The “Pepper Beef” comes uncooked in a heated metal plate and you get to cook it to your preference (medium-rare or well done, etc). The paper (under the hot plate) is held up against your chest to prevent as spillage to your clothes during cooking. After the sizzling settled down, you may mix the rice with mixed with either the special honey brown sauce or garlic soy sauce. I do both. 🙂
The cooked “Pepper Beef” ¥680. Looking at it makes me hungry. LOL.
After the lunch, we decided to take a stroll to visit Sapporo Clock Tower – a well-known local and tourist attraction (also a symbol of the Sapporo city). Didn’t visit the museum as it was closed on Sunday.
Another angle of the western style Sapporo Clock Tower that was built in 1878.
From Sapporo Clock Tower, we took another short stroll to Odori Park to visit Sapporo TV Tower – another amazing structure that was built in 1957. There is an observatory deck on the top of the tower whereby tourist can have a panoramic view of Sapporo and Odori Park.
At the base of Sapporo TV Tower.
Ground floor of Sapporo TV Tower – an information center and tickets counter can be found here. The other side houses severals eateries. Admission charges per adult ¥700.
View of Sapporo City from Sapporo TV Tower observatory.
View of Odori Park from Sapporo TV Tower observatory. There are telescopes (payment required) available in the observatory that you can use to zoom to your required view!
A church that we passed by on our way to take a bus to Sapporo Beer Museum.

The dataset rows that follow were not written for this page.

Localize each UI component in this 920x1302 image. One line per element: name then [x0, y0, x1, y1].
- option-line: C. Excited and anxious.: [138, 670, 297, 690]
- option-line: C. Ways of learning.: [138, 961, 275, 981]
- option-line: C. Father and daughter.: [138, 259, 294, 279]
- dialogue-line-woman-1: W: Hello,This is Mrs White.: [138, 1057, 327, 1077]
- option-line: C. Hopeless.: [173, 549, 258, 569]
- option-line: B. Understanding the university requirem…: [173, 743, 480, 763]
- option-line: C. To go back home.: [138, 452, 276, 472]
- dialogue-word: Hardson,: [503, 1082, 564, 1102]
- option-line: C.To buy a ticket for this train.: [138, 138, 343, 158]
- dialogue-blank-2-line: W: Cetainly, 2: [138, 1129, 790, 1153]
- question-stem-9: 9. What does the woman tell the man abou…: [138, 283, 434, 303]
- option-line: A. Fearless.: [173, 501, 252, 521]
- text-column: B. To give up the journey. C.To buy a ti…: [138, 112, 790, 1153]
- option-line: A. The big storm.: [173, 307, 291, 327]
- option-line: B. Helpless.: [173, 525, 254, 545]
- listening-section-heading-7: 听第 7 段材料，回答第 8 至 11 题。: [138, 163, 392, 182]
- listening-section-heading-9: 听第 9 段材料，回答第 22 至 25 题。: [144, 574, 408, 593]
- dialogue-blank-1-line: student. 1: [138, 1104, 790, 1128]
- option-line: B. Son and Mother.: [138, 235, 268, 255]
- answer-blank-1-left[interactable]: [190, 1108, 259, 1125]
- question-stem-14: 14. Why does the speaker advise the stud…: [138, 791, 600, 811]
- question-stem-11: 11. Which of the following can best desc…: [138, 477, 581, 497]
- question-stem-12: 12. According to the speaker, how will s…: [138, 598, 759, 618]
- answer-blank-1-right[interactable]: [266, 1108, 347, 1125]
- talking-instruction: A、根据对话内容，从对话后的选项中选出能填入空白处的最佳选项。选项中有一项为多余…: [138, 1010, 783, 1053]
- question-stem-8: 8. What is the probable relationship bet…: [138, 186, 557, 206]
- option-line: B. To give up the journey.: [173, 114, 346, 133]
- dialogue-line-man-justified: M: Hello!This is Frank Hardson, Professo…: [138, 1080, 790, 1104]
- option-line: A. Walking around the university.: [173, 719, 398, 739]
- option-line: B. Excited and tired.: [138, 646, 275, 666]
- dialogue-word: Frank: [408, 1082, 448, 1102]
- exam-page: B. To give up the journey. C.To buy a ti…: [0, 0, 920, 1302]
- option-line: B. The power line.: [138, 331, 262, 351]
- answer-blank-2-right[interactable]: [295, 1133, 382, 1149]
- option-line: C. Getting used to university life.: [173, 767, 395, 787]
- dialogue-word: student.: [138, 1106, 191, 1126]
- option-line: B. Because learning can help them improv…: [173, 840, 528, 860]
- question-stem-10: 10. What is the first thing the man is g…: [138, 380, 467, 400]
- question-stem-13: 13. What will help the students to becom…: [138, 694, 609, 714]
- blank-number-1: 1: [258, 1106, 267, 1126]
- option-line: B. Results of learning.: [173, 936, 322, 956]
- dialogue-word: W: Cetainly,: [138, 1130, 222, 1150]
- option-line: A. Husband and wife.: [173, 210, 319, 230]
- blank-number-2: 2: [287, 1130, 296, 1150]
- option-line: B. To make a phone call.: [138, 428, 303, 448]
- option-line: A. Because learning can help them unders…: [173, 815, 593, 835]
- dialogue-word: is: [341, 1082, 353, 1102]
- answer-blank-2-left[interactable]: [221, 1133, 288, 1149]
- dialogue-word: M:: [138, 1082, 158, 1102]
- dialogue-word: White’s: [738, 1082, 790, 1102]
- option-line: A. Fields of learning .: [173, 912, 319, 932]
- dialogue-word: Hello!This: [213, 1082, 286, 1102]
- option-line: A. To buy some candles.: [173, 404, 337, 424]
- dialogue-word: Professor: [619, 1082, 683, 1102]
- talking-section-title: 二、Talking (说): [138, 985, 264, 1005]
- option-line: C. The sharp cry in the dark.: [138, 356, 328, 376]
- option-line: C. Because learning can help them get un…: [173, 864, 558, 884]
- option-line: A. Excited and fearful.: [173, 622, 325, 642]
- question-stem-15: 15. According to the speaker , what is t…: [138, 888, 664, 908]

Waiting for Chuo Bus [Kan 88] factory line. From the signboard, we understand that the bus that we are going to take is also known as “Sapporo Walk”, it’s a loop bus service running at 15 mins interval around the city center. ¥200 per trip.

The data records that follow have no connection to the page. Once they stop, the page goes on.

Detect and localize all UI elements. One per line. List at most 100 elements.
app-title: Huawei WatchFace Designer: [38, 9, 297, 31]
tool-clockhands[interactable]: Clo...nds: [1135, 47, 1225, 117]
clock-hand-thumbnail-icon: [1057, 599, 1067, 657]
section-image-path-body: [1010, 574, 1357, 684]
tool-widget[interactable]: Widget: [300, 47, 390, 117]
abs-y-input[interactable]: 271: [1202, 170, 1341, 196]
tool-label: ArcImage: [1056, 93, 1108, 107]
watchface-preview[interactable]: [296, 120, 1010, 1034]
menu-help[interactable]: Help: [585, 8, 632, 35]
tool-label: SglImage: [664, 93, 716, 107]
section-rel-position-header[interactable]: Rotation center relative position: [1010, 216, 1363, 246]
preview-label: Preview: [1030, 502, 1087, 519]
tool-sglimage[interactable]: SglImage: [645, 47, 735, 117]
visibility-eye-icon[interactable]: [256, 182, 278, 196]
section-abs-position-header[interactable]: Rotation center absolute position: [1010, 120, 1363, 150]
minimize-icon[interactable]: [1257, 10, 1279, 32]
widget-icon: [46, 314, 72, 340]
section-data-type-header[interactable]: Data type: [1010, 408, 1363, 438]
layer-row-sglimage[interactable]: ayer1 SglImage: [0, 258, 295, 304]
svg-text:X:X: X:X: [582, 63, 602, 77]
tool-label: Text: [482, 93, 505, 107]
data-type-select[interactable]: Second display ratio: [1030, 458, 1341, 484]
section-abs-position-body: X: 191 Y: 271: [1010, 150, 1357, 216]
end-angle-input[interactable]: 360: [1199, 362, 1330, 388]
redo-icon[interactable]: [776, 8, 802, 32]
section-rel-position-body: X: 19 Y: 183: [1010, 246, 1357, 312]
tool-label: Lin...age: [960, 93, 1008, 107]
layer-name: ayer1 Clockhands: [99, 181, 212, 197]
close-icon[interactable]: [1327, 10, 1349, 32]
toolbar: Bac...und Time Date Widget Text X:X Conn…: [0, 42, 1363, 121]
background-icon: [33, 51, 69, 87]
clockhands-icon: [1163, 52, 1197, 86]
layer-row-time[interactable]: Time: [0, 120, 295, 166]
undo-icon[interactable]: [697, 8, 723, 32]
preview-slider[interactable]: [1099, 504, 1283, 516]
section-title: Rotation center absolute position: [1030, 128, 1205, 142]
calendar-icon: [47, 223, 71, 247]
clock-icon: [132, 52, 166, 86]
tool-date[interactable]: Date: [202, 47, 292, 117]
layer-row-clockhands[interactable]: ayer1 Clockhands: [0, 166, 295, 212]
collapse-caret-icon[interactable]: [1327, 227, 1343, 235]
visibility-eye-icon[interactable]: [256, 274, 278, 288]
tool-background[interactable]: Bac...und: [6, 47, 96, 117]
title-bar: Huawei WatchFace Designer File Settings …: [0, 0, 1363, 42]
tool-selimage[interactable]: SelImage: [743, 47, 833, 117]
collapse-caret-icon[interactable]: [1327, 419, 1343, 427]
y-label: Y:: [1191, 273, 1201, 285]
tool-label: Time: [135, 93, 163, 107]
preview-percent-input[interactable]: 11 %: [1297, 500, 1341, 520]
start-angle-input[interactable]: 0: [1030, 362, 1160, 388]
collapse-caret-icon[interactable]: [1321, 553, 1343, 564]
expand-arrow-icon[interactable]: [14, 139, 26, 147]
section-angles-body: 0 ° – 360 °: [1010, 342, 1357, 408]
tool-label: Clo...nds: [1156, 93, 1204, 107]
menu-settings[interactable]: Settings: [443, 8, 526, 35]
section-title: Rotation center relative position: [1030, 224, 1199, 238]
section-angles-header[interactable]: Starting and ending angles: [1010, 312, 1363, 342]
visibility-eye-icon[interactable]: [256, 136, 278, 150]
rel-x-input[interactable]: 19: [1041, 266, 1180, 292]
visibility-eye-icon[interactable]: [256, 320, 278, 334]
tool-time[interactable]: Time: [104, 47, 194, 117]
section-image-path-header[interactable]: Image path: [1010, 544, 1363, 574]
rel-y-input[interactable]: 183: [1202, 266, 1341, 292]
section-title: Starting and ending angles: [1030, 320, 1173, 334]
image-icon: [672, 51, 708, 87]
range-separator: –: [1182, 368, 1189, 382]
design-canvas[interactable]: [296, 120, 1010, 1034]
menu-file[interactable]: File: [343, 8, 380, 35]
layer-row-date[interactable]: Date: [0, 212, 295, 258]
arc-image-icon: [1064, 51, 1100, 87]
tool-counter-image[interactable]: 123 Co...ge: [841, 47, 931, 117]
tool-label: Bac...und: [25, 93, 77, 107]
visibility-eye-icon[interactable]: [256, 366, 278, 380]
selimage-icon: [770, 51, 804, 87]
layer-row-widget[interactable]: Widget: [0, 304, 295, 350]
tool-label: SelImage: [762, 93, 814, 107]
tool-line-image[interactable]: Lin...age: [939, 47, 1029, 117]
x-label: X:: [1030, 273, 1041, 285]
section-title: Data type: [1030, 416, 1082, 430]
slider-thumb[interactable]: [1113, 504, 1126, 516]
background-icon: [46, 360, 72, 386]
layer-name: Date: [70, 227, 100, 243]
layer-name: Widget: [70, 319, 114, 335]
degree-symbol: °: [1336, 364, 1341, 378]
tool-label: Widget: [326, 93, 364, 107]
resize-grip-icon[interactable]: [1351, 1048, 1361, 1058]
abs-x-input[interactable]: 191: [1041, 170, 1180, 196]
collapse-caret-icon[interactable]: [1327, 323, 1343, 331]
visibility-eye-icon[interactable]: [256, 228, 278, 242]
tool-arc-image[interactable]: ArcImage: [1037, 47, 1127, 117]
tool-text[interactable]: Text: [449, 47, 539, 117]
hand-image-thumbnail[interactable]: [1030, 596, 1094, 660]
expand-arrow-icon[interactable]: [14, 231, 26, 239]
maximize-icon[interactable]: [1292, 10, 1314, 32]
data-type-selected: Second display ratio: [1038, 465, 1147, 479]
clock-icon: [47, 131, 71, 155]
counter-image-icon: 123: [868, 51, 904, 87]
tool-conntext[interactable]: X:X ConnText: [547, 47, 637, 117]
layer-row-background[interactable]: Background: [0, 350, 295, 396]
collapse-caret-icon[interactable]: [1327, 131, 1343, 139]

At the entrance of Sapporo Beer Museum. Admission to the museum is free.
Took this shot to remind me of the date we visited Sapporo Beer Museum. 🙂
The wall description covers the history of beer in Japan but the displays are not in English.

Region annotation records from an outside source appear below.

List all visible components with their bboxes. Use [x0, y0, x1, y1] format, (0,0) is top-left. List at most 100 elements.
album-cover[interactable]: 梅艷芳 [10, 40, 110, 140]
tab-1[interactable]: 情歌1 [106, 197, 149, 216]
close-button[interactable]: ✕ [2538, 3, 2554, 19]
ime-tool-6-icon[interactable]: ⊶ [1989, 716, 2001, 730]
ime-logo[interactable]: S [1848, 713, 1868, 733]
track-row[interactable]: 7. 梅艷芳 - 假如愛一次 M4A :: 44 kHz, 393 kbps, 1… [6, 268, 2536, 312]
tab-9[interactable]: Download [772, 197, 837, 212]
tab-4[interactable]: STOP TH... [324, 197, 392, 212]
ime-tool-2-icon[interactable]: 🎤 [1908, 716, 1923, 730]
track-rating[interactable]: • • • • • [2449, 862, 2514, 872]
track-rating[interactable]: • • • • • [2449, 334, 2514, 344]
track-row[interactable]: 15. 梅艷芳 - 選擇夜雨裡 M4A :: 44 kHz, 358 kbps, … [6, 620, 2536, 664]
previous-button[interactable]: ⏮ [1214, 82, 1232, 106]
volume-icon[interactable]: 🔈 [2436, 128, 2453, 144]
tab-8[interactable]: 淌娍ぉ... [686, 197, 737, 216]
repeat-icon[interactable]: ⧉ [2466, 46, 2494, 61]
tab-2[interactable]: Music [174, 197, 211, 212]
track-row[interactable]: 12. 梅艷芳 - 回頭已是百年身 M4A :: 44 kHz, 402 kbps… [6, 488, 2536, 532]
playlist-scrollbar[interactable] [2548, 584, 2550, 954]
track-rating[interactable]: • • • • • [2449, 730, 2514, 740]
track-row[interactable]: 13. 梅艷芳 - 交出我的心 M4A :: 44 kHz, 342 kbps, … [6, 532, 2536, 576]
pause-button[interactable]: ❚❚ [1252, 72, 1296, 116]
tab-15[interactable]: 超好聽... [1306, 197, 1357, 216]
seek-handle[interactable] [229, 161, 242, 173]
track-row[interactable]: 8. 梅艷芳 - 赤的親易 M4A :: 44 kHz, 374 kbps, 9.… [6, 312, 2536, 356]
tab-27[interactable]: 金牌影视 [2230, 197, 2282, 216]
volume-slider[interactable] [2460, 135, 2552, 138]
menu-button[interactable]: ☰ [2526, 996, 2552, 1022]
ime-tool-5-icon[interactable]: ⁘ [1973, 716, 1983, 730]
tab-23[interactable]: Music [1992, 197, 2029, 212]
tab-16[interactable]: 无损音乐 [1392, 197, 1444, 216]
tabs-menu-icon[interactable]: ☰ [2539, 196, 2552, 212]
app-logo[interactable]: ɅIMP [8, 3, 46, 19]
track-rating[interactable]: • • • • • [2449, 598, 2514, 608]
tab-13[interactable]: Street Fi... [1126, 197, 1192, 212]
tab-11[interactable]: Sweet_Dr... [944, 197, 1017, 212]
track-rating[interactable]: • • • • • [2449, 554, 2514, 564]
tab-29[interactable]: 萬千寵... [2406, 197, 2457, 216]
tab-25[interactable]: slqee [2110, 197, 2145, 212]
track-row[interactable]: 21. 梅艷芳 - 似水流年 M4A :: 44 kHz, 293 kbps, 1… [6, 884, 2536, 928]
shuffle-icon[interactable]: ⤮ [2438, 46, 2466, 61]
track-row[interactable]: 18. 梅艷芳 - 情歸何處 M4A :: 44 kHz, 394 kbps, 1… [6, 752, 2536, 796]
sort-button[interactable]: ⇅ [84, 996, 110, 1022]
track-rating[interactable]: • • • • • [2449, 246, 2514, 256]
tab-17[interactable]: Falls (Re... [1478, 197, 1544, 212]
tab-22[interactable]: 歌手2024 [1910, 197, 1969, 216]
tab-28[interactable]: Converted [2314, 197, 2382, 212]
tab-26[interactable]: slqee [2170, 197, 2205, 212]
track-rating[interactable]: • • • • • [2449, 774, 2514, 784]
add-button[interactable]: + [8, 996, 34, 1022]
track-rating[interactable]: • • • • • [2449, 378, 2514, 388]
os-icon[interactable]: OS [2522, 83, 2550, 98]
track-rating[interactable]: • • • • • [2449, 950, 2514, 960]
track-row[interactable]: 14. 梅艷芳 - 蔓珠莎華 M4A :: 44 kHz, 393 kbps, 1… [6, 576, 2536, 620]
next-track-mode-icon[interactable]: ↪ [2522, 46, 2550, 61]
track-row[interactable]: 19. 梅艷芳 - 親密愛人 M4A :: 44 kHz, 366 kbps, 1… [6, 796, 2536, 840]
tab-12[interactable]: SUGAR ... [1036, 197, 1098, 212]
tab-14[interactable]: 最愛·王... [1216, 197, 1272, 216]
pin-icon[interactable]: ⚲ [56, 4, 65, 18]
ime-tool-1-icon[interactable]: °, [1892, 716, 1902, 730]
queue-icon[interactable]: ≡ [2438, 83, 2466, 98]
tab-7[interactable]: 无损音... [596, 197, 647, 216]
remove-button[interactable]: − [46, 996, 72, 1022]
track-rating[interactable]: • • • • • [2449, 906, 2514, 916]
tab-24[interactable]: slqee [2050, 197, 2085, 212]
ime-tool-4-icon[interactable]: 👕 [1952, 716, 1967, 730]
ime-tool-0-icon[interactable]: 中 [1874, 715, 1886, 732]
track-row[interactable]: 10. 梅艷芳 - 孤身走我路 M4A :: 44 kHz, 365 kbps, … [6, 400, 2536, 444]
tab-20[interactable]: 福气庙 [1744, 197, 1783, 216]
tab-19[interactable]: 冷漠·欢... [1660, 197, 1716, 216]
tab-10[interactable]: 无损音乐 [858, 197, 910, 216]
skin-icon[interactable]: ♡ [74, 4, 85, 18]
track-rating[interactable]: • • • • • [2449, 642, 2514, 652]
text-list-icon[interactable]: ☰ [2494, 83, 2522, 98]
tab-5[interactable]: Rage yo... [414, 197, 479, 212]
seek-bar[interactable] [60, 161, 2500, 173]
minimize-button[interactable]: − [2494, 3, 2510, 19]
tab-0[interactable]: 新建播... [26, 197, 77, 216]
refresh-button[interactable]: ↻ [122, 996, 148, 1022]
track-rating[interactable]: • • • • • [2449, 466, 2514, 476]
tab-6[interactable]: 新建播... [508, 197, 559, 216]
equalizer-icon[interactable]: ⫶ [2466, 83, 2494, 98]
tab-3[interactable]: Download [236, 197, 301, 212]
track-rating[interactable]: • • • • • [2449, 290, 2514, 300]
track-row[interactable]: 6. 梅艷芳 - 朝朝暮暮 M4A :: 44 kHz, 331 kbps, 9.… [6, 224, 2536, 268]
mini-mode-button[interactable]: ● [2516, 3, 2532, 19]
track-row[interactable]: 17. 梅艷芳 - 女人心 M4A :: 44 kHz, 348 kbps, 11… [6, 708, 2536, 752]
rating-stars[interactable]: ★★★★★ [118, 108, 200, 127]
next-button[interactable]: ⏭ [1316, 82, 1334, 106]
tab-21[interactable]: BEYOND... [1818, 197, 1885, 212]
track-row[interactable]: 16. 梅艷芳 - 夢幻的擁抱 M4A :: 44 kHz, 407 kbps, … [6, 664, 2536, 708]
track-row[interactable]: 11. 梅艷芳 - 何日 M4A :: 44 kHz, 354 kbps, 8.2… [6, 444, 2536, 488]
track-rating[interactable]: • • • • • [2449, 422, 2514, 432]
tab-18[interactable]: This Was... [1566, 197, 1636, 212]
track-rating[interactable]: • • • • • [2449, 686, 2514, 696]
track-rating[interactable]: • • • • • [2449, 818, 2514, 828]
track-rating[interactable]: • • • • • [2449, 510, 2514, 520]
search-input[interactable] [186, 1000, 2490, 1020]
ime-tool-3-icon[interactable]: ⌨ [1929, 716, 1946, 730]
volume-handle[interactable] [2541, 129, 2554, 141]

Miniature model on the process of brewing. Malting/Wort production.
Filling/Shipping – then to our stomach. LOL!
A glass showcase of different kinds of packaging used through out the history of Sapporo Beer.
At the end of the tour, you can taste a sample of three different of beer at ¥400 – Black Label, Yebisu Black and Kaitakushi Beer. I love all of them! Wahahaha!
The bar counter where they serve beer and other small eats as well.
Behind where we sat, a wall dedicated to the beer advertisements used in yesteryears.
Wander off to Sapporo Beer Garden.
Several restaurants located around here.
The popular Genghis Khan (mutton barbecue) restaurant where they also serve the delicious draft beer as well.
A shopping center nearby the bus stop that we await for bus back to Odori area.
Large Gyudon (Beef Bowl) for dinner at ¥680. Love lots of shichimi (seven flavor chili pepper) on it!
五月十日(看昨日行程)-从大通乘搭地铁到新札幌站，再转换巴士(10平台巴士号码22)JR北海道巴士200 日元。十五分钟后，在Kaitaku村巴士站下车(查看以上画面)。北海道历史村（Kaitaku村)，是个户外博物馆分为镇，渔村和山村展示了在明治，大正时代（第19至中旬20世纪初）的大约60古代建筑/结构. 北海道历史村位于札幌市郊区的Nopporo森林公园，占地约五十四公顷。你可以花2至3小时体验旧式的北海道生活方式。
Kaitaku村管理办公室大楼，成人入场费830 日元。宣传册摘录:旧札幌火车站（管理办公室大楼）- 棒式建筑是札幌1908年至1952年的正门，目前是普遍使用的管理办公大楼 （1908)。
有島武郎-著名的日本作家”Umareizuru Nayami”(The Agony of Coming into Existence)结婚时住在这里。该研究报告中记载着和住所曾出现在有島的小说里。武郎先生把农场租给佃农(札幌1904年，两层木建筑)。
乘搭地铁会札幌，找吃的。我们被电子订购吸引，所以决定吃”Pepper Lunch“。在日本，很多快餐店都使用电子订购 – 把钱塞进贩卖机，选择食物按按钮，贩卖机就会发出食品券。完成订购，采取食品券和找座位，服务人员将到你的座子领取食品券。
等待Chuo Bus(侃88)工厂线。招牌显示，我们乘搭的巴士也称为“札幌城”，这是个循环巴士服务每隔15分钟一辆。每趟 200日元
参观结束时，你可以400日元品尝三种不同的啤酒- 黑牌，惠比寿和Kaitakushi。我全部都爱! Wahahaha!